Learning Precise, Contact-Rich Manipulation through Uncalibrated Tactile Skins
This work addresses the problem of precise manipulation for robotics by introducing a simple, effective framework that enhances performance and generalization in contact-rich scenarios.
The paper tackled the challenge of executing precise, contact-rich robotic manipulation tasks by integrating low-dimensional magnetic skin sensors with vision, resulting in a 27.5% average performance improvement over vision-only and optical tactile methods across four real-world tasks.

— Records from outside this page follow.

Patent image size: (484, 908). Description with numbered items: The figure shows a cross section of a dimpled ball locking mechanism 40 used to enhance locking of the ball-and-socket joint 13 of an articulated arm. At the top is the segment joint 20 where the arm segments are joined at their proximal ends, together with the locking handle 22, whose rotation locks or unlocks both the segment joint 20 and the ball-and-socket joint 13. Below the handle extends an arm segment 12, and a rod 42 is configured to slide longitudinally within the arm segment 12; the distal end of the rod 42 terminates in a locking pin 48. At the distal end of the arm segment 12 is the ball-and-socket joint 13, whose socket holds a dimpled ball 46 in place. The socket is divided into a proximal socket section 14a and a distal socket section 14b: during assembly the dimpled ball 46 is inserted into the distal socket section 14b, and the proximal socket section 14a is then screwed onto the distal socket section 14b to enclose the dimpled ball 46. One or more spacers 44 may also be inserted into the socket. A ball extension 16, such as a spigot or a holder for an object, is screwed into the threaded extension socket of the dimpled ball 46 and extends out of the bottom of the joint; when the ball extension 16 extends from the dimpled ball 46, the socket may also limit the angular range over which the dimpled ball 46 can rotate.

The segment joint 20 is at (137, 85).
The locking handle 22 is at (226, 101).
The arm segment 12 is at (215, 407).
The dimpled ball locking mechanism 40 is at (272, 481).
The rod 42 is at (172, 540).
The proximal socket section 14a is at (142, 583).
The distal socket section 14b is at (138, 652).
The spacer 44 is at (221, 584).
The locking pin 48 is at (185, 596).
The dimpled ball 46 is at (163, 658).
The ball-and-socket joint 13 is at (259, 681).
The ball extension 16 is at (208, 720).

While visuomotor policy learning has advanced robotic manipulation, precisely executing contact-rich tasks remains challenging due to the limitations of vision in reasoning about physical interactions. To address this, recent work has sought to integrate tactile sensing into policy learning. However, many existing approaches rely on optical tactile sensors that are either restricted to recognition tasks or require complex dimensionality reduction steps for policy learning. In this work, we explore learning policies with magnetic skin sensors, which are inherently low-dimensional, highly sensitive, and inexpensive to integrate with robotic platforms. To leverage these sensors effectively, we present the Visuo-Skin (ViSk) framework, a simple approach that uses a transformer-based policy and treats skin sensor data as additional tokens alongside visual information. Evaluated on four complex real-world tasks involving credit card swiping, plug insertion, USB insertion, and bookshelf retrieval, ViSk significantly outperforms both vision-only and optical tactile sensing based policies. Further analysis reveals that combining tactile and visual modalities enhances policy performance and spatial generalization, achieving an average improvement of 27.5% across tasks. https://visuoskin.github.io/